What Cayman has chosen not to do is as significant as what it has done. By declining to open a fully public register, even under renewed United Kingdom pressure, and by grounding that choice in the Sovim ruling on privacy, Cayman has positioned itself as a jurisdiction that delivers transparency to those with a genuine interest while protecting individuals from indiscriminate exposure. For businesses, this is a balance worth understanding rather than fearing.

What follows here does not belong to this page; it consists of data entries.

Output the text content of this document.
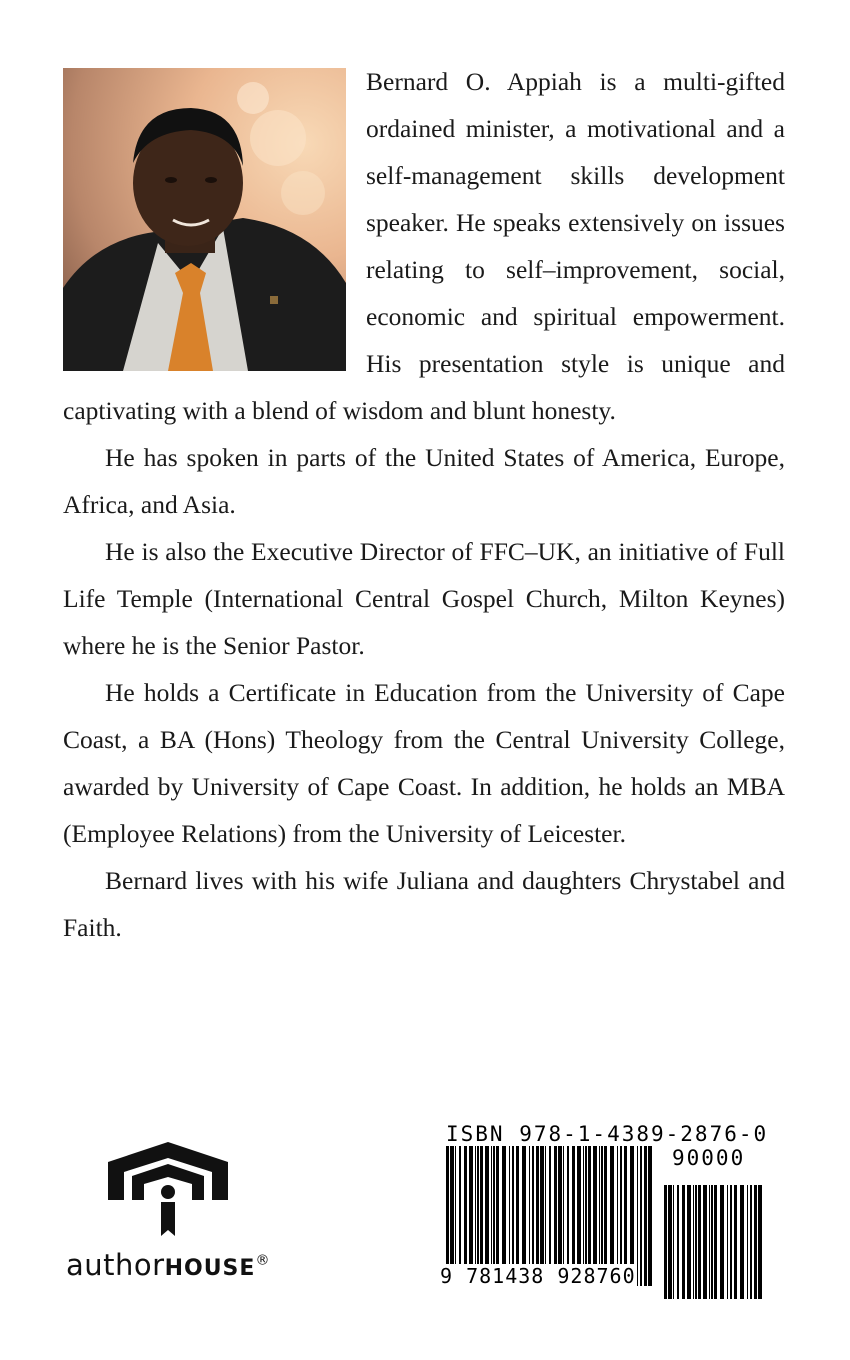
Bernard O. Appiah is a multi-gifted ordained minister, a motivational and a self-management skills development speaker. He speaks extensively on issues relating to self–improvement, social, economic and spiritual empowerment. His presentation style is unique and captivating with a blend of wisdom and blunt honesty.

He has spoken in parts of the United States of America, Europe, Africa, and Asia.

He is also the Executive Director of FFC–UK, an initiative of Full Life Temple (International Central Gospel Church, Milton Keynes) where he is the Senior Pastor.

He holds a Certificate in Education from the University of Cape Coast, a BA (Hons) Theology from the Central University College, awarded by University of Cape Coast. In addition, he holds an MBA (Employee Relations) from the University of Leicester.

Bernard lives with his wife Juliana and daughters Chrystabel and Faith.

authorHOUSE®
ISBN 978-1-4389-2876-0
90000
9 781438 928760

Professional guidance adds the most value at the intersection of compliance and structuring: keeping registers accurate, judging how the legitimate-interest and protection frameworks apply to a specific owner, and designing cross-border holdings that hold up under evolving disclosure standards. AURNÉ works with clients across Cayman, BVI and other leading jurisdictions through its advisory and formation services, helping turn a shifting transparency landscape into a clear, deliberate set of decisions. The 2026 settlement is the state of play today; the businesses that prepare for it now will be the ones least disturbed by whatever the international debate brings next.